Collagen-induced arthritis (CIA) in mice is animal model of autoimmune disease known as rheumatic arthritis in human. We investigated CII-specific CD4+ T cell receptor usage in CIA mice.

In CIA model, draining lymph node (dLN) CD4+ T cells and splenocytes at 3^rd, 5^th, 8^th week, we investigated CII-specific T cell proliferation, production of IL-17, IFN-γ, TNF-α, IL-4 and IL-10. And we also performed anti-CII IgG Ab measurements in serum level, TCRVβ usage and T cell clonality with RT-PCR-SSCP analysis. Also, we performed proliferative response against CII when CII-specific T cell subset is deleted.

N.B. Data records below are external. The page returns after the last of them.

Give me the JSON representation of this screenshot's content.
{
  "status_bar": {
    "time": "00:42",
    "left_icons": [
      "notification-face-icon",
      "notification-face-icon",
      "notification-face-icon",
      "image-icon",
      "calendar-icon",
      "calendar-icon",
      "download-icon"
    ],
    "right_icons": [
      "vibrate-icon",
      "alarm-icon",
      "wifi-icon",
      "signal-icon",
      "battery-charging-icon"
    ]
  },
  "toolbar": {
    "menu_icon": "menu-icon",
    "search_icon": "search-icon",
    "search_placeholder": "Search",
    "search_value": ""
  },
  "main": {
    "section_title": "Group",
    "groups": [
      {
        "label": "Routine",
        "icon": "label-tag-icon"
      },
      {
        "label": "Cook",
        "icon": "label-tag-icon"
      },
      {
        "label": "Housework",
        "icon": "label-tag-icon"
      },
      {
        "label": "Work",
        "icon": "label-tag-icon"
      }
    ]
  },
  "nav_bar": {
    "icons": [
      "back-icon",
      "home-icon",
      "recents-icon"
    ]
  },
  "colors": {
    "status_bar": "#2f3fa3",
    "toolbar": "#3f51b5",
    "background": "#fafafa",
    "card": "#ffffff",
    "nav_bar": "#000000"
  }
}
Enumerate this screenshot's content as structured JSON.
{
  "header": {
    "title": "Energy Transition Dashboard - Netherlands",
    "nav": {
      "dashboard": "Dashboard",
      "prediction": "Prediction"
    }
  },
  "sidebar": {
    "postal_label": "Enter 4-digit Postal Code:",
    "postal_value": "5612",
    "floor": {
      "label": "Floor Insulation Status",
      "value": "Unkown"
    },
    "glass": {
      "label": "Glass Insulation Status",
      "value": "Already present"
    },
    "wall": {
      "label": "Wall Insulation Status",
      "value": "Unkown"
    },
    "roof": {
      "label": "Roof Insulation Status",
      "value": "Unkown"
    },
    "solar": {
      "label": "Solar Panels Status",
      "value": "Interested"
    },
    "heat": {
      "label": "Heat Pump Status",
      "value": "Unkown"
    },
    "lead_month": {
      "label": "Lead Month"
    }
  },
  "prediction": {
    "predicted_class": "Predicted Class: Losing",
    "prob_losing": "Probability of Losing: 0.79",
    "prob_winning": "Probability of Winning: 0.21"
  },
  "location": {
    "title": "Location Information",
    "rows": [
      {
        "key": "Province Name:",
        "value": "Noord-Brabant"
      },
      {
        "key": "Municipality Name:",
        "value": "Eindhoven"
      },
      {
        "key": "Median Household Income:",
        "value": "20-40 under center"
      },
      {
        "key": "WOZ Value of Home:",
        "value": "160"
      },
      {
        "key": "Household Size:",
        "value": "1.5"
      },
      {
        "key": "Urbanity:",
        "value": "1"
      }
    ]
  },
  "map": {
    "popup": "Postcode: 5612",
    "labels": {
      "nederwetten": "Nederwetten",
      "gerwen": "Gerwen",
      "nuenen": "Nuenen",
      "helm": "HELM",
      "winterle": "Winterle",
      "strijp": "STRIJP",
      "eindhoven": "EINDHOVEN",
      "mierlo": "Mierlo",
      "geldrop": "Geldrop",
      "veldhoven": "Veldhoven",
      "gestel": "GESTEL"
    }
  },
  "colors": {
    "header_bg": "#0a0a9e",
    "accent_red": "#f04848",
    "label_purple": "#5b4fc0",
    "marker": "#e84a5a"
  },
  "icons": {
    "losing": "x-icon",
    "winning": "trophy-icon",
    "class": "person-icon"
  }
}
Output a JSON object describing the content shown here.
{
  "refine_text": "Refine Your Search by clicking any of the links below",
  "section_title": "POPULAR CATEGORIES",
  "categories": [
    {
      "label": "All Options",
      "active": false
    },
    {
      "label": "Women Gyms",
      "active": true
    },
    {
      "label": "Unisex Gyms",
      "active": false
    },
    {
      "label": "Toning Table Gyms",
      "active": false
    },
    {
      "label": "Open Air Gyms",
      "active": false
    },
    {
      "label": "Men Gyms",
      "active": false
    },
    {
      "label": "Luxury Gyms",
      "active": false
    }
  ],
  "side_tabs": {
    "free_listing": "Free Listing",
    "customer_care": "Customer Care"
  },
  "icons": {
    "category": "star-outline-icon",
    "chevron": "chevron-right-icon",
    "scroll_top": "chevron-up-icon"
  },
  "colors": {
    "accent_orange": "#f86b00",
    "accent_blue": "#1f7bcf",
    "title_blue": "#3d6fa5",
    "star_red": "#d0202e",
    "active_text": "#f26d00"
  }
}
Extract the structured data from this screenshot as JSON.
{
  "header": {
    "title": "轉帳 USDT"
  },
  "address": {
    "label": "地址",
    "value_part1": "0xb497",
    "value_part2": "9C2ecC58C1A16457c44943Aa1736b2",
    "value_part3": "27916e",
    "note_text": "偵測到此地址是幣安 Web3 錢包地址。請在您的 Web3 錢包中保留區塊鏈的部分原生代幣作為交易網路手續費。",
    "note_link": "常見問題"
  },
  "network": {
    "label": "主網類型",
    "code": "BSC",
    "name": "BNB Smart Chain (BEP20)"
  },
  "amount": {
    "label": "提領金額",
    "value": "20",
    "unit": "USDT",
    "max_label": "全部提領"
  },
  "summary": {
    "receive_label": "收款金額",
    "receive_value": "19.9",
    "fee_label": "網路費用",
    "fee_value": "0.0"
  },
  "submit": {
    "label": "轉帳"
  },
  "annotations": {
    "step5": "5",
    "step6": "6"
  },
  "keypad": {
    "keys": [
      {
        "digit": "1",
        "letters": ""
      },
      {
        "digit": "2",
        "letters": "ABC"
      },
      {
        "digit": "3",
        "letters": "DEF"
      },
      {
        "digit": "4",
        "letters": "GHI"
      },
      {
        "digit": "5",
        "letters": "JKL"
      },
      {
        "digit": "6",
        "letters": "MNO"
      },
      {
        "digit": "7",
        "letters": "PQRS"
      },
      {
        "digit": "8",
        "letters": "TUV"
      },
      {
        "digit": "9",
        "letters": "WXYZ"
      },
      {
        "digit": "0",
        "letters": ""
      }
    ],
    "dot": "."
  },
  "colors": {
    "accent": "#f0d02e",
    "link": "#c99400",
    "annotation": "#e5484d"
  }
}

CIA mice showed more increase in the serum level of anti-CII IgG than normal mice after induction of arthritis. And the level of anti-CII IgG2a in CIA mice was increased after 3^rd week after primary immunization, while anti-CII IgG1 was decreased. Draining LN CD4+T cells have proliferated against CII stimulation at 3^rd week after 1^st immunization. CD4+T cells derived from dLN of CIA mice produced proinflammatory cytokine IFN-γ, IL-17 etc. Draining LN CD4 T cells of CIA presented higher proportion of CD4+Vβ3+subsets compared to those of normal mice at 3^rd week after 1^st immunization, and they were increased in proportion by CII stimulation. Draining LN CD4+ T cells without TCRV β3+/Vβ8.1/8.2+/Vβ10b+cells were not responsive against CII stimulation. But, CII-reactive response of TCRVβ3-/Vβ8.1/8.2-/Vβ10b- T cells was recovered when Vβ3+ T cells were added in culture.

Our results indicate that CD4 +Vβ3+ T cells cells are selectively expanded in dLN of CIA mice, and their recovery upon CII re-stimulation in vitro, as well as the production Th1-type cytokines, may play pivotal role in CIA pathogenesis.